Cloudera Product or Component User Group
Cloudera Manager cloudera-scm cloudera-scm
Apache Accumulo accumulo accumulo
Apache Avro (No default) (No default)
Apache Flume (sink writing to HDFS needs write privileges) flume flume
Apache HBase (Master, RegionServer processes) hbase hbase
Apache HCatalog, WebHCat service hive hive
Apache Hive (HiveServer2, Hive Metastore) hive hive
Apache Kafka kafka kafka
Apache Mahout (No default) (No default)
Apache Oozie oozie oozie
Apache Pig (No default) (No default)
Apache Sentry sentry sentry
Apache Spark spark spark
Apache Sqoop1 sqoop sqoop
Apache Sqoop2 sqoop2 sqoop, sqoop2
Apache Whirr (No default) (No default)
Apache ZooKeeper zookeeper zookeeper
Impala impala impala, hive
Cloudera Search solr solr
HDFS (NameNode, DataNodes) hdfs hdfs, hadoop
HttpFS httpfs httpfs
Hue hue hue
Hue Load Balancer (needs apache2 package) apache apache
Java KeyStore KMS kms kms
Key Trustee KMS kms kms
Key Trustee Server keytrustee keytrustee
Kudu kudu kudu
Llama llama llama
MapReduce (JobTracker, TaskTracker) mapred mapred, hadoop
Parquet (No default) (No default)
YARN yarn yarn, hadoop
In addition:
  • For Sentry with Hive, add these properties on the HiveServer2 node.
  • For Sentry with Impala, add these properties to all hosts.
See Users and Groups in Sentry for more information.

Using Cloudera Manager

Minimum Required Role: Configurator (also provided by Cluster Administrator, Full Administrator)

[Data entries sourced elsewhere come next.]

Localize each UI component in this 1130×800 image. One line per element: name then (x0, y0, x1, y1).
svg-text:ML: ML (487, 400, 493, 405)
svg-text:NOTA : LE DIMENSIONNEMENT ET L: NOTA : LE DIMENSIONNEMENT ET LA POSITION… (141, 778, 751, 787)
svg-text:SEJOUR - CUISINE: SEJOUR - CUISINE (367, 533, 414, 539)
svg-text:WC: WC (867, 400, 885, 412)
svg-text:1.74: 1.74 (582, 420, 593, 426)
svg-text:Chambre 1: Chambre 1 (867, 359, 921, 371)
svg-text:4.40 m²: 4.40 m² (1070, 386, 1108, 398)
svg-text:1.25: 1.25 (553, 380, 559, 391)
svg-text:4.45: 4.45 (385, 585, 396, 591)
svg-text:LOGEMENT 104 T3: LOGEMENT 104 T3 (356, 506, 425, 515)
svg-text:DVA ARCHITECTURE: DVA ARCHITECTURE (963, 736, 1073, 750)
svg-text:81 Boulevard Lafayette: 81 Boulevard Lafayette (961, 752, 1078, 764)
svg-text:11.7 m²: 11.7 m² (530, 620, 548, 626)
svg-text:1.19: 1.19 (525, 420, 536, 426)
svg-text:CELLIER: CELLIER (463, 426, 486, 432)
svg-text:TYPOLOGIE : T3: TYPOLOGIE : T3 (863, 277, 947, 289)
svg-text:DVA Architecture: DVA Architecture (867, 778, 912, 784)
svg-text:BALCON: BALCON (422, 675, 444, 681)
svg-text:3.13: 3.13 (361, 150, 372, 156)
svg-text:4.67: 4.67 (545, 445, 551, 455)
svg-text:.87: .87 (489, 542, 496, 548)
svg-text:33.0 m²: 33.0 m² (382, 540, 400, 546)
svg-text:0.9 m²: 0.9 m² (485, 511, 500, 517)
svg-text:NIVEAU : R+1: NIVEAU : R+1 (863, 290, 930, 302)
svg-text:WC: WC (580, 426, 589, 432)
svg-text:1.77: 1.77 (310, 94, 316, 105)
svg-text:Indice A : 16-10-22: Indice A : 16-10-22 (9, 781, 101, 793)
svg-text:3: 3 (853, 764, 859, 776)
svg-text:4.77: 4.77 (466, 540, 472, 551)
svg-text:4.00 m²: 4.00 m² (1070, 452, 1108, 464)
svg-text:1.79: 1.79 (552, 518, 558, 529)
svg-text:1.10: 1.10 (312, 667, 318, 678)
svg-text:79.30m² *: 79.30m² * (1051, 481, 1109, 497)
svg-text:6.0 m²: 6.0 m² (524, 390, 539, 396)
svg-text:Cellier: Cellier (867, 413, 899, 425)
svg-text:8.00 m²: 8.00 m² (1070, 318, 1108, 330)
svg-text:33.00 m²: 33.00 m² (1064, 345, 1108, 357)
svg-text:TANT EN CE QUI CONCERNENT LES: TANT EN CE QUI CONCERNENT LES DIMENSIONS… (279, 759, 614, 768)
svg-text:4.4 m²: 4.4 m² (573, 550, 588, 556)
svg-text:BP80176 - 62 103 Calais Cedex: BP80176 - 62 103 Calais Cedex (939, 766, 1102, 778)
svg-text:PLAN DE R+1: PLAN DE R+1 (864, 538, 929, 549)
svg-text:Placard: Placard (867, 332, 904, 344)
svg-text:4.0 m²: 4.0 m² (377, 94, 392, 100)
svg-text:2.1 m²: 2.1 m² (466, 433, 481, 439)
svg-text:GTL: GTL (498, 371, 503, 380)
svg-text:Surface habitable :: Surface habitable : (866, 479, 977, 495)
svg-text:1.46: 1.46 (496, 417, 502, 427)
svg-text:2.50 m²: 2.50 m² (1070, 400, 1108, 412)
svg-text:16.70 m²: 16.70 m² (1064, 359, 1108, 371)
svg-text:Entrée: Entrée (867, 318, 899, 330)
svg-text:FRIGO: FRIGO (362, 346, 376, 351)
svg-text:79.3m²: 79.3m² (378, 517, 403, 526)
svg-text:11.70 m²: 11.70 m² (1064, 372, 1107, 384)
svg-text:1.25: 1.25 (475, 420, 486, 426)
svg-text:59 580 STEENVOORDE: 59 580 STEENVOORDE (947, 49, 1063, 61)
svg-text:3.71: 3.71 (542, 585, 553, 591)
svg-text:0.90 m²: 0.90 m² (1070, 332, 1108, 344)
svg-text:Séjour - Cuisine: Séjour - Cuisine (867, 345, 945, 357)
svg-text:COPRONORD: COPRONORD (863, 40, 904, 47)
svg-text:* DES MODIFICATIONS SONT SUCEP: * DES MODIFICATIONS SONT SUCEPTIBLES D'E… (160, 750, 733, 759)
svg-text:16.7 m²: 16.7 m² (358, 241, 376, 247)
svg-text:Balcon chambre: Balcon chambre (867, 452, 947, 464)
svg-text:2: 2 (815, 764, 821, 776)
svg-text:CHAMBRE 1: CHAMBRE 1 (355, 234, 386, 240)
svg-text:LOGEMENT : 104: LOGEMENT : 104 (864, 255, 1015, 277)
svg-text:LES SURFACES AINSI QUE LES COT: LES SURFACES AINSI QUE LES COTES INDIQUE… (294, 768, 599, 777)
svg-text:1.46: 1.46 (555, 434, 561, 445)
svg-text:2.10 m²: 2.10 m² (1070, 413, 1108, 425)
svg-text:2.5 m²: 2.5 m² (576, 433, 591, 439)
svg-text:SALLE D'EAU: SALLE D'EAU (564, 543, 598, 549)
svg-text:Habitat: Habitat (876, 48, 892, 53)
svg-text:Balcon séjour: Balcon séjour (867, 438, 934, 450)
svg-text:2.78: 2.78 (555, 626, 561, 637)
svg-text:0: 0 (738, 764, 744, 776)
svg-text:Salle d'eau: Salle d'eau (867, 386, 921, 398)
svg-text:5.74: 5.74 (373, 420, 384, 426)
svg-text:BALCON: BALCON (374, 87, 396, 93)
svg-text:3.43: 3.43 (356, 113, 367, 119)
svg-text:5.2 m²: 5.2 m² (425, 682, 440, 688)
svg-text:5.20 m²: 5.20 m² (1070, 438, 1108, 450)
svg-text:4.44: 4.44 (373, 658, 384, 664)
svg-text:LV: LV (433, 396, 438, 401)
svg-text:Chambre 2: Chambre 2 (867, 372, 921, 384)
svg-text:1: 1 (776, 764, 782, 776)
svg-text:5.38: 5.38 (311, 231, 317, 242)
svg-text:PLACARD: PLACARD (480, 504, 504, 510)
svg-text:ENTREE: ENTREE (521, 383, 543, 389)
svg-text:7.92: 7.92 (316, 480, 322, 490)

Make the following changes to the HDFS service's security configuration:
  1. Open the Cloudera Manager Admin Console and go to the HDFS service.
  2. Click the Configuration tab.
  3. Select Scope > HDFS (Service Wide)
  4. Select Category > Security.
  5. Modify the following configuration properties using values from the table below:
    Configuration Property Value
    Hadoop User Group Mapping Implementation org.apache.hadoop.security.LdapGroupsMapping
    Hadoop User Group Mapping LDAP URL ldap://<server>
    Hadoop User Group Mapping LDAP Bind User Administrator@example.com
    Hadoop User Group Mapping LDAP Bind User Password ***
    Hadoop User Group Mapping Search Base dc=example,dc=com
Although the above changes are sufficient to configure group mappings for Active Directory, some changes to the remaining default configurations might be required for OpenLDAP.

Using the Command Line

Add the following properties to the core-site.xml on the NameNode:
<property>    
<name>hadoop.security.group.mapping</name>
<value>org.apache.hadoop.security.LdapGroupsMapping</value>  
</property>  

<property>
<name>hadoop.security.group.mapping.ldap.url</name>
<value>ldap://server</value>  
</property>  

<property>
<name>hadoop.security.group.mapping.ldap.bind.user</name>
<value>Administrator@example.com</value>
</property>  

<property>
<name>hadoop.security.group.mapping.ldap.bind.password</name>    
<value>****</value>
</property>  

<property>
<name>hadoop.security.group.mapping.ldap.base</name>
<value>dc=example,dc=com</value>  
</property>  

<property>
<name>hadoop.security.group.mapping.ldap.search.filter.user</name>
<value>(&amp;(objectClass=user)(sAMAccountName={0}))</value>  
</property>  

<property>
<name>hadoop.security.group.mapping.ldap.search.filter.group</name>  
<value>(objectClass=group)</value>  
</property>  

<property>
<name>hadoop.security.group.mapping.ldap.search.attr.member</name>    
<value>member</value>
</property>  

<property>
<name>hadoop.security.group.mapping.ldap.search.attr.group.name</name>    
<value>cn</value>
</property>